Mercoledì 20 giugno 2001

 

Salmo 23 

Il Signore entra nel suo tempio (Lodi Martedì 1ª Settimana)

1. L’antico canto del Popolo di Dio, che abbiamo ora ascoltato, risuonava sullo sfondo del tempio di Gerusalemme. Per poter cogliere con chiarezza il filo conduttore che attraversa questo inno, è necessario avere ben presenti tre suoi presupposti fondamentali. Il primo riguarda la verità della creazione: Dio ha creato il mondo e ne è il Signore. Il secondo riguarda il giudizio a cui Egli sottopone le sue creature: dobbiamo comparire al suo cospetto e venire interrogati su quanto abbiamo compiuto. Il terzo è il mistero della venuta di Dio: Egli viene nel cosmo e nella storia, e desidera avere libero accesso, per stabilire con gli uomini un rapporto di profonda comunione. Così ha scritto un commentatore moderno: “Queste sono tre forme elementari dell’esperienza di Dio e del rapporto con Dio; noi viviamo per opera di Dio, davanti a Dio e possiamo vivere con Dio” (G. Ebeling, Sui Salmi, Brescia 1973, p. 97).

2. A questi tre presupposti corrispondono le tre parti del Salmo 23, che ora cercheremo di approfondire, considerandole come tre pannelli di un trittico poetico e orante. La prima è una breve acclamazione al Creatore, a cui appartiene la terra con i suoi abitanti (vv.1-2). È una specie di professione di fede nel Signore del cosmo e della storia. La creazione, secondo l’antica visione del mondo, è concepita come un’opera architettonica: Dio getta le fondamenta della terra sul mare, simbolo delle acque caotiche e distruttrici, segno del limite delle creature, condizionate dal nulla e dal male.La realtà creata è sospesa su questo baratro ed èl’opera creatrice e provvidente di Dio a conservarla nell’essere e nella vita.
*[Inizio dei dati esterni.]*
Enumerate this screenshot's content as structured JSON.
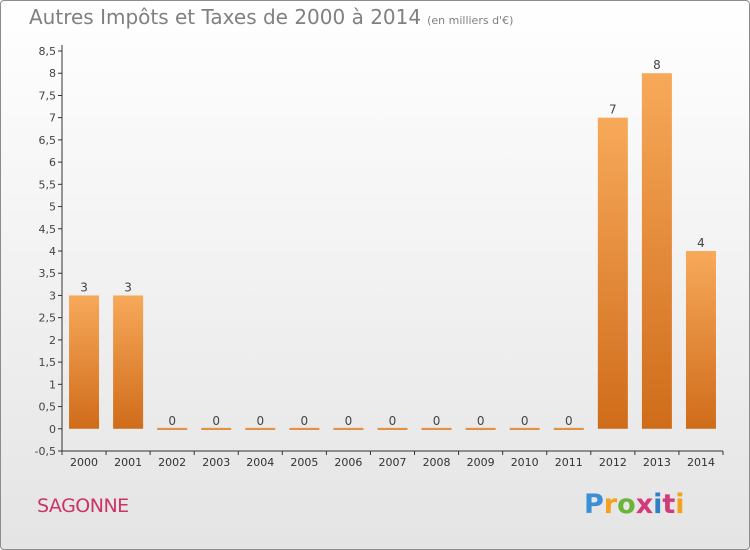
{
  "chart_data": {
    "type": "bar",
    "title": "Autres Impôts et Taxes de 2000 à 2014",
    "subtitle": "(en milliers d'€)",
    "categories": [
      "2000",
      "2001",
      "2002",
      "2003",
      "2004",
      "2005",
      "2006",
      "2007",
      "2008",
      "2009",
      "2010",
      "2011",
      "2012",
      "2013",
      "2014"
    ],
    "values": [
      3,
      3,
      0,
      0,
      0,
      0,
      0,
      0,
      0,
      0,
      0,
      0,
      7,
      8,
      4
    ],
    "ylim": [
      -0.5,
      8.5
    ],
    "yticks": [
      "-0,5",
      "0",
      "0,5",
      "1",
      "1,5",
      "2",
      "2,5",
      "3",
      "3,5",
      "4",
      "4,5",
      "5",
      "5,5",
      "6",
      "6,5",
      "7",
      "7,5",
      "8",
      "8,5"
    ],
    "ytick_values": [
      -0.5,
      0,
      0.5,
      1,
      1.5,
      2,
      2.5,
      3,
      3.5,
      4,
      4.5,
      5,
      5.5,
      6,
      6.5,
      7,
      7.5,
      8,
      8.5
    ],
    "grid": false,
    "bar_color_top": "#f7a95a",
    "bar_color_bottom": "#cf6c1a"
  },
  "footer": {
    "commune": "SAGONNE",
    "logo": "Proxiti"
  }
}
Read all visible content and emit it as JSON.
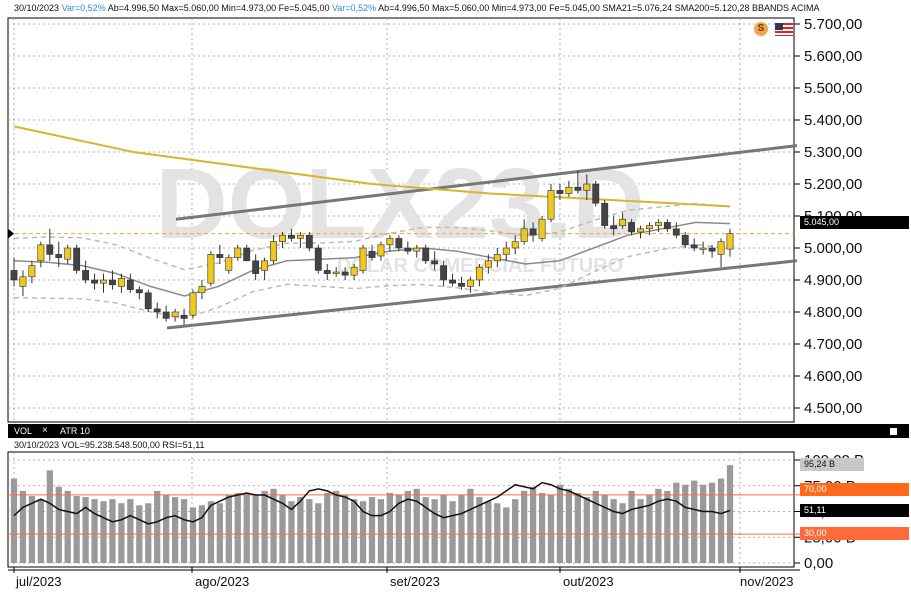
{
  "header": {
    "date": "30/10/2023",
    "var1": "Var=0,52%",
    "open1": "Ab=4.996,50",
    "max1": "Max=5.060,00",
    "min1": "Min=4.973,00",
    "close1": "Fe=5.045,00",
    "var2": "Var=0,52%",
    "open2": "Ab=4.996,50",
    "max2": "Max=5.060,00",
    "min2": "Min=4.973,00",
    "close2": "Fe=5.045,00",
    "sma21": "SMA21=5.076,24",
    "sma200": "SMA200=5.120,28",
    "bbands": "BBANDS ACIMA"
  },
  "watermark": {
    "symbol": "DOLX23.D",
    "name": "DOLAR COMERCIAL FUTURO"
  },
  "price_axis": {
    "ticks": [
      "5.700,00",
      "5.600,00",
      "5.500,00",
      "5.400,00",
      "5.300,00",
      "5.200,00",
      "5.100,00",
      "5.000,00",
      "4.900,00",
      "4.800,00",
      "4.700,00",
      "4.600,00",
      "4.500,00"
    ],
    "current_label": "5.045,00"
  },
  "lower_panel": {
    "tab_vol": "VOL",
    "close_icon": "×",
    "tab_atr": "ATR 10",
    "date": "30/10/2023",
    "vol_text": "VOL=95.238.548.500,00",
    "rsi_text": "RSI=51,11",
    "axis_ticks": [
      "100,00 B",
      "75,00 B",
      "50,00 B",
      "25,00 B",
      "0,00"
    ],
    "tag_vol": "95,24 B",
    "tag_70": "70,00",
    "tag_rsi": "51,11",
    "tag_30": "30,00"
  },
  "x_axis": {
    "labels": [
      "jul/2023",
      "ago/2023",
      "set/2023",
      "out/2023",
      "nov/2023"
    ]
  },
  "colors": {
    "up": "#f0c81e",
    "down": "#444444",
    "sma200": "#d8b52c",
    "sma21": "#8a8a8a",
    "channel": "#777777",
    "ref_line": "#f2a33c",
    "rsi_line": "#111111",
    "ob_line": "#ff6a3a",
    "vol_bar": "#9a9a9a"
  },
  "chart_data": [
    {
      "type": "candlestick",
      "title": "",
      "ylim": [
        4500,
        5700
      ],
      "candles": [
        {
          "o": 4930,
          "h": 4970,
          "l": 4880,
          "c": 4900
        },
        {
          "o": 4880,
          "h": 4930,
          "l": 4850,
          "c": 4910
        },
        {
          "o": 4910,
          "h": 4960,
          "l": 4890,
          "c": 4945
        },
        {
          "o": 4960,
          "h": 5020,
          "l": 4940,
          "c": 5010
        },
        {
          "o": 5010,
          "h": 5060,
          "l": 4960,
          "c": 4980
        },
        {
          "o": 4980,
          "h": 5020,
          "l": 4940,
          "c": 4970
        },
        {
          "o": 4965,
          "h": 5010,
          "l": 4950,
          "c": 5000
        },
        {
          "o": 5000,
          "h": 5010,
          "l": 4920,
          "c": 4930
        },
        {
          "o": 4930,
          "h": 4960,
          "l": 4890,
          "c": 4900
        },
        {
          "o": 4900,
          "h": 4920,
          "l": 4870,
          "c": 4890
        },
        {
          "o": 4890,
          "h": 4920,
          "l": 4860,
          "c": 4900
        },
        {
          "o": 4900,
          "h": 4930,
          "l": 4870,
          "c": 4885
        },
        {
          "o": 4880,
          "h": 4920,
          "l": 4860,
          "c": 4905
        },
        {
          "o": 4900,
          "h": 4920,
          "l": 4860,
          "c": 4870
        },
        {
          "o": 4870,
          "h": 4880,
          "l": 4840,
          "c": 4860
        },
        {
          "o": 4860,
          "h": 4870,
          "l": 4800,
          "c": 4810
        },
        {
          "o": 4810,
          "h": 4830,
          "l": 4780,
          "c": 4800
        },
        {
          "o": 4800,
          "h": 4820,
          "l": 4770,
          "c": 4780
        },
        {
          "o": 4785,
          "h": 4810,
          "l": 4770,
          "c": 4800
        },
        {
          "o": 4790,
          "h": 4810,
          "l": 4760,
          "c": 4780
        },
        {
          "o": 4790,
          "h": 4870,
          "l": 4780,
          "c": 4860
        },
        {
          "o": 4860,
          "h": 4900,
          "l": 4840,
          "c": 4880
        },
        {
          "o": 4890,
          "h": 4990,
          "l": 4880,
          "c": 4980
        },
        {
          "o": 4980,
          "h": 5010,
          "l": 4950,
          "c": 4970
        },
        {
          "o": 4930,
          "h": 4980,
          "l": 4920,
          "c": 4970
        },
        {
          "o": 4970,
          "h": 5010,
          "l": 4960,
          "c": 5000
        },
        {
          "o": 5000,
          "h": 5010,
          "l": 4960,
          "c": 4960
        },
        {
          "o": 4960,
          "h": 4980,
          "l": 4900,
          "c": 4920
        },
        {
          "o": 4930,
          "h": 4970,
          "l": 4900,
          "c": 4960
        },
        {
          "o": 4960,
          "h": 5040,
          "l": 4950,
          "c": 5020
        },
        {
          "o": 5020,
          "h": 5050,
          "l": 5000,
          "c": 5040
        },
        {
          "o": 5040,
          "h": 5060,
          "l": 5020,
          "c": 5030
        },
        {
          "o": 5030,
          "h": 5050,
          "l": 5000,
          "c": 5040
        },
        {
          "o": 5040,
          "h": 5050,
          "l": 4990,
          "c": 5000
        },
        {
          "o": 5000,
          "h": 5010,
          "l": 4920,
          "c": 4930
        },
        {
          "o": 4930,
          "h": 4950,
          "l": 4900,
          "c": 4920
        },
        {
          "o": 4920,
          "h": 4940,
          "l": 4910,
          "c": 4925
        },
        {
          "o": 4925,
          "h": 4940,
          "l": 4900,
          "c": 4915
        },
        {
          "o": 4915,
          "h": 4950,
          "l": 4900,
          "c": 4940
        },
        {
          "o": 4930,
          "h": 5010,
          "l": 4920,
          "c": 5000
        },
        {
          "o": 4990,
          "h": 5010,
          "l": 4960,
          "c": 4970
        },
        {
          "o": 4975,
          "h": 5020,
          "l": 4960,
          "c": 5010
        },
        {
          "o": 5010,
          "h": 5040,
          "l": 4990,
          "c": 5030
        },
        {
          "o": 5030,
          "h": 5040,
          "l": 4990,
          "c": 5000
        },
        {
          "o": 5000,
          "h": 5020,
          "l": 4980,
          "c": 4990
        },
        {
          "o": 4990,
          "h": 5010,
          "l": 4970,
          "c": 5000
        },
        {
          "o": 5000,
          "h": 5010,
          "l": 4950,
          "c": 4960
        },
        {
          "o": 4960,
          "h": 4990,
          "l": 4930,
          "c": 4950
        },
        {
          "o": 4945,
          "h": 4960,
          "l": 4880,
          "c": 4900
        },
        {
          "o": 4900,
          "h": 4920,
          "l": 4880,
          "c": 4890
        },
        {
          "o": 4890,
          "h": 4910,
          "l": 4870,
          "c": 4880
        },
        {
          "o": 4880,
          "h": 4910,
          "l": 4860,
          "c": 4900
        },
        {
          "o": 4900,
          "h": 4950,
          "l": 4880,
          "c": 4940
        },
        {
          "o": 4940,
          "h": 4980,
          "l": 4920,
          "c": 4960
        },
        {
          "o": 4960,
          "h": 5000,
          "l": 4940,
          "c": 4980
        },
        {
          "o": 4980,
          "h": 5020,
          "l": 4960,
          "c": 5000
        },
        {
          "o": 5000,
          "h": 5040,
          "l": 4980,
          "c": 5020
        },
        {
          "o": 5020,
          "h": 5090,
          "l": 5010,
          "c": 5060
        },
        {
          "o": 5060,
          "h": 5080,
          "l": 5020,
          "c": 5040
        },
        {
          "o": 5030,
          "h": 5100,
          "l": 5020,
          "c": 5090
        },
        {
          "o": 5090,
          "h": 5200,
          "l": 5080,
          "c": 5180
        },
        {
          "o": 5180,
          "h": 5200,
          "l": 5150,
          "c": 5170
        },
        {
          "o": 5170,
          "h": 5210,
          "l": 5160,
          "c": 5190
        },
        {
          "o": 5190,
          "h": 5240,
          "l": 5170,
          "c": 5180
        },
        {
          "o": 5180,
          "h": 5230,
          "l": 5150,
          "c": 5200
        },
        {
          "o": 5200,
          "h": 5210,
          "l": 5130,
          "c": 5140
        },
        {
          "o": 5140,
          "h": 5150,
          "l": 5060,
          "c": 5070
        },
        {
          "o": 5070,
          "h": 5100,
          "l": 5040,
          "c": 5060
        },
        {
          "o": 5070,
          "h": 5110,
          "l": 5060,
          "c": 5090
        },
        {
          "o": 5080,
          "h": 5090,
          "l": 5040,
          "c": 5050
        },
        {
          "o": 5050,
          "h": 5070,
          "l": 5030,
          "c": 5060
        },
        {
          "o": 5060,
          "h": 5080,
          "l": 5040,
          "c": 5070
        },
        {
          "o": 5070,
          "h": 5090,
          "l": 5050,
          "c": 5080
        },
        {
          "o": 5080,
          "h": 5090,
          "l": 5050,
          "c": 5060
        },
        {
          "o": 5060,
          "h": 5080,
          "l": 5030,
          "c": 5040
        },
        {
          "o": 5040,
          "h": 5050,
          "l": 5000,
          "c": 5010
        },
        {
          "o": 5010,
          "h": 5030,
          "l": 4990,
          "c": 5000
        },
        {
          "o": 5000,
          "h": 5020,
          "l": 4980,
          "c": 5000
        },
        {
          "o": 5000,
          "h": 5010,
          "l": 4970,
          "c": 4990
        },
        {
          "o": 4980,
          "h": 5030,
          "l": 4940,
          "c": 5020
        },
        {
          "o": 4996.5,
          "h": 5060,
          "l": 4973,
          "c": 5045
        }
      ],
      "sma200": [
        5380,
        5300,
        5250,
        5200,
        5170,
        5150,
        5130
      ],
      "sma21": [
        4960,
        4955,
        4945,
        4920,
        4880,
        4850,
        4880,
        4930,
        4960,
        4965,
        4970,
        4990,
        5000,
        4990,
        4970,
        4950,
        4960,
        5000,
        5040,
        5060,
        5080,
        5076
      ],
      "channel_upper": [
        [
          4.8,
          5.15
        ],
        [
          7.8,
          5.33
        ]
      ],
      "channel_lower": [
        [
          2.4,
          4.75
        ],
        [
          7.8,
          4.95
        ]
      ],
      "mid_line": [
        [
          2.4,
          5.1
        ],
        [
          7.4,
          5.15
        ]
      ],
      "ref_level": 5045
    },
    {
      "type": "bar",
      "title": "",
      "ylim": [
        0,
        100
      ],
      "volume_b": [
        82,
        70,
        65,
        62,
        90,
        74,
        70,
        65,
        64,
        62,
        60,
        62,
        58,
        62,
        56,
        58,
        70,
        66,
        64,
        62,
        54,
        56,
        60,
        58,
        66,
        68,
        68,
        66,
        70,
        72,
        66,
        60,
        64,
        62,
        58,
        68,
        70,
        66,
        62,
        60,
        64,
        62,
        68,
        66,
        70,
        72,
        64,
        62,
        66,
        60,
        66,
        72,
        64,
        60,
        58,
        54,
        62,
        70,
        74,
        68,
        66,
        76,
        72,
        68,
        64,
        70,
        66,
        62,
        58,
        70,
        62,
        66,
        72,
        70,
        78,
        76,
        80,
        76,
        78,
        82,
        95
      ],
      "rsi": [
        46,
        54,
        58,
        62,
        58,
        52,
        50,
        48,
        54,
        48,
        44,
        40,
        42,
        46,
        42,
        38,
        40,
        44,
        46,
        42,
        40,
        44,
        56,
        60,
        64,
        66,
        68,
        66,
        66,
        62,
        58,
        52,
        60,
        70,
        72,
        70,
        66,
        64,
        60,
        50,
        46,
        46,
        50,
        58,
        62,
        60,
        54,
        48,
        44,
        46,
        48,
        52,
        56,
        60,
        64,
        70,
        76,
        74,
        72,
        78,
        76,
        72,
        70,
        66,
        62,
        58,
        54,
        50,
        48,
        52,
        54,
        56,
        60,
        62,
        60,
        54,
        52,
        50,
        50,
        48,
        51
      ]
    }
  ]
}
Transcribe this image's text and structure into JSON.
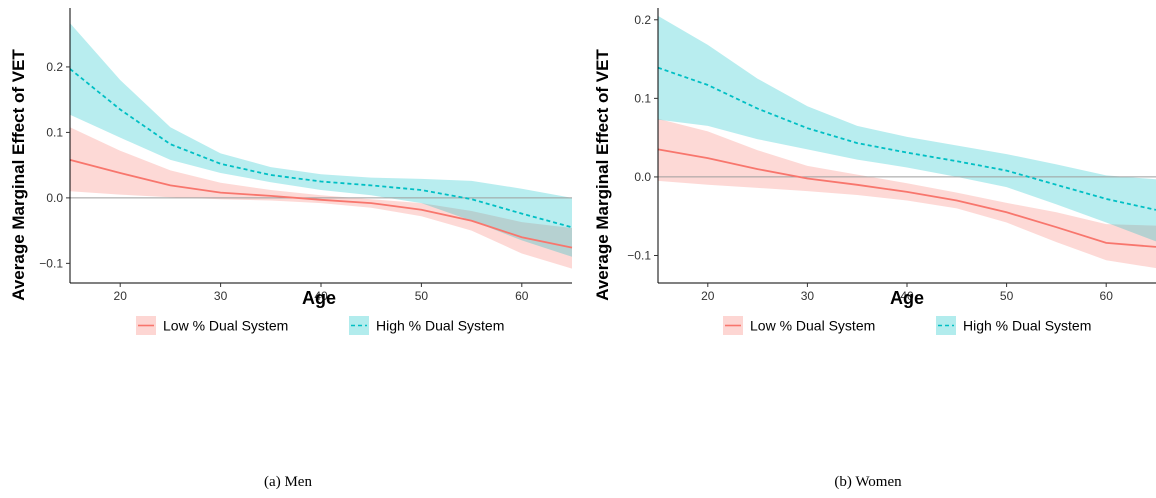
{
  "chart_data": [
    {
      "type": "line",
      "caption": "(a)  Men",
      "xlabel": "Age",
      "ylabel": "Average Marginal Effect of VET",
      "xlim": [
        15,
        65
      ],
      "ylim": [
        -0.13,
        0.29
      ],
      "xticks": [
        20,
        30,
        40,
        50,
        60
      ],
      "yticks": [
        -0.1,
        0.0,
        0.1,
        0.2
      ],
      "ytick_labels": [
        "−0.1",
        "0.0",
        "0.1",
        "0.2"
      ],
      "reference_line": 0,
      "legend_position": "bottom",
      "x": [
        15,
        20,
        25,
        30,
        35,
        40,
        45,
        50,
        55,
        60,
        65
      ],
      "series": [
        {
          "name": "Low % Dual System",
          "line_style": "solid",
          "color": "#f8766d",
          "band_color": "#f8766d",
          "values": [
            0.058,
            0.038,
            0.019,
            0.008,
            0.003,
            -0.003,
            -0.008,
            -0.018,
            -0.035,
            -0.06,
            -0.076
          ],
          "lower": [
            0.01,
            0.005,
            0.001,
            -0.002,
            -0.004,
            -0.008,
            -0.015,
            -0.028,
            -0.05,
            -0.085,
            -0.108
          ],
          "upper": [
            0.108,
            0.072,
            0.042,
            0.023,
            0.012,
            0.004,
            -0.002,
            -0.008,
            -0.02,
            -0.037,
            -0.046
          ]
        },
        {
          "name": "High % Dual System",
          "line_style": "dashed",
          "color": "#00bfc4",
          "band_color": "#00bfc4",
          "values": [
            0.197,
            0.135,
            0.082,
            0.052,
            0.035,
            0.025,
            0.019,
            0.012,
            -0.002,
            -0.024,
            -0.045
          ],
          "lower": [
            0.127,
            0.092,
            0.058,
            0.038,
            0.024,
            0.012,
            0.004,
            -0.008,
            -0.035,
            -0.065,
            -0.09
          ],
          "upper": [
            0.267,
            0.18,
            0.108,
            0.068,
            0.047,
            0.036,
            0.031,
            0.029,
            0.026,
            0.014,
            0.0
          ]
        }
      ]
    },
    {
      "type": "line",
      "caption": "(b)  Women",
      "xlabel": "Age",
      "ylabel": "Average Marginal Effect of VET",
      "xlim": [
        15,
        65
      ],
      "ylim": [
        -0.135,
        0.215
      ],
      "xticks": [
        20,
        30,
        40,
        50,
        60
      ],
      "yticks": [
        -0.1,
        0.0,
        0.1,
        0.2
      ],
      "ytick_labels": [
        "−0.1",
        "0.0",
        "0.1",
        "0.2"
      ],
      "reference_line": 0,
      "legend_position": "bottom",
      "x": [
        15,
        20,
        25,
        30,
        35,
        40,
        45,
        50,
        55,
        60,
        65
      ],
      "series": [
        {
          "name": "Low % Dual System",
          "line_style": "solid",
          "color": "#f8766d",
          "band_color": "#f8766d",
          "values": [
            0.035,
            0.024,
            0.01,
            -0.002,
            -0.01,
            -0.019,
            -0.03,
            -0.045,
            -0.064,
            -0.084,
            -0.089
          ],
          "lower": [
            -0.005,
            -0.01,
            -0.014,
            -0.018,
            -0.023,
            -0.03,
            -0.04,
            -0.058,
            -0.083,
            -0.106,
            -0.116
          ],
          "upper": [
            0.074,
            0.058,
            0.034,
            0.014,
            0.003,
            -0.008,
            -0.02,
            -0.033,
            -0.045,
            -0.06,
            -0.062
          ]
        },
        {
          "name": "High % Dual System",
          "line_style": "dashed",
          "color": "#00bfc4",
          "band_color": "#00bfc4",
          "values": [
            0.139,
            0.117,
            0.087,
            0.062,
            0.043,
            0.031,
            0.02,
            0.008,
            -0.01,
            -0.028,
            -0.042
          ],
          "lower": [
            0.073,
            0.065,
            0.048,
            0.035,
            0.022,
            0.012,
            0.0,
            -0.013,
            -0.035,
            -0.058,
            -0.082
          ],
          "upper": [
            0.205,
            0.168,
            0.125,
            0.09,
            0.065,
            0.051,
            0.04,
            0.029,
            0.016,
            0.002,
            -0.003
          ]
        }
      ]
    }
  ]
}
3. Dall’orizzonte cosmico la prospettiva del Salmista si restringe sul microcosmo di Sion, “il monte del Signore”. Eccoci, ora, nel secondo quadro del Salmo (vv.3-6). Siamo davanti al tempio di Gerusalemme. La processione dei fedeli rivolge ai custodi della porta santa una domanda d’ingresso: “Chi salirà il monte del Signore, chi starà nel suo luogo santo?”. I sacerdoti - come accade anche in qualche altro testo biblico chiamato dagli studiosi “liturgia d’ingresso” (cfr Sal 14; Is 33,14-16; Mi 6,6-8) - rispondono elencando le condizioni per poter accedere alla comunione con il Signore nel culto. Non si tratta di norme meramente rituali ed esteriori da osservare, bensì di impegni morali ed esistenziali da praticare. È quasi come un esame di coscienza o un atto penitenziale che precede la celebrazione liturgica.

4. Tre sono le esigenze avanzate dai sacerdoti. Innanzitutto bisogna avere “mani innocenti e cuore puro”. “Mani” e “cuore” evocano l’azione e l’intenzione, cioè tutto l’essere dell’uomo che dev’essere radicalmente orientato verso Dio e la sua legge. La seconda esigenza è quella di “non pronunziare menzogna” che, nel linguaggio biblico, non rimanda solo alla sincerità ma soprattutto alla lotta contro l’idolatria, essendo gli idoli falsi dèi, cioè “menzogna”. Si ribadisce, così, il primo comandamento del Decalogo, la purezza della religione e del culto. Infine, ecco la terza condizione che riguarda le relazioni col prossimo: “Non giurare a danno del prossimo”. La parola, come è noto, in una civiltà orale com’era quella dell’antico Israele, non poteva essere strumento d’inganno, ma al contrario era il simbolo di rapporti sociali ispirati a giustizia e rettitudine.

5. Giungiamo, così, al terzo quadro che descrive indirettamente l’ingresso festoso dei fedeli nel tempio per incontrare il Signore (vv. 7-10). In un suggestivo giuoco di appelli, domande e risposte, si presenta lo svelarsi progressivo di Dio, scandito da tre suoi titoli solenni: “Re della gloria, Signore forte e potente, Signore degli eserciti”. Le porte del tempio di Sion sono personificate ed invitate ad alzare i loro timpani per accogliere il Signore che prende possesso della sua casa.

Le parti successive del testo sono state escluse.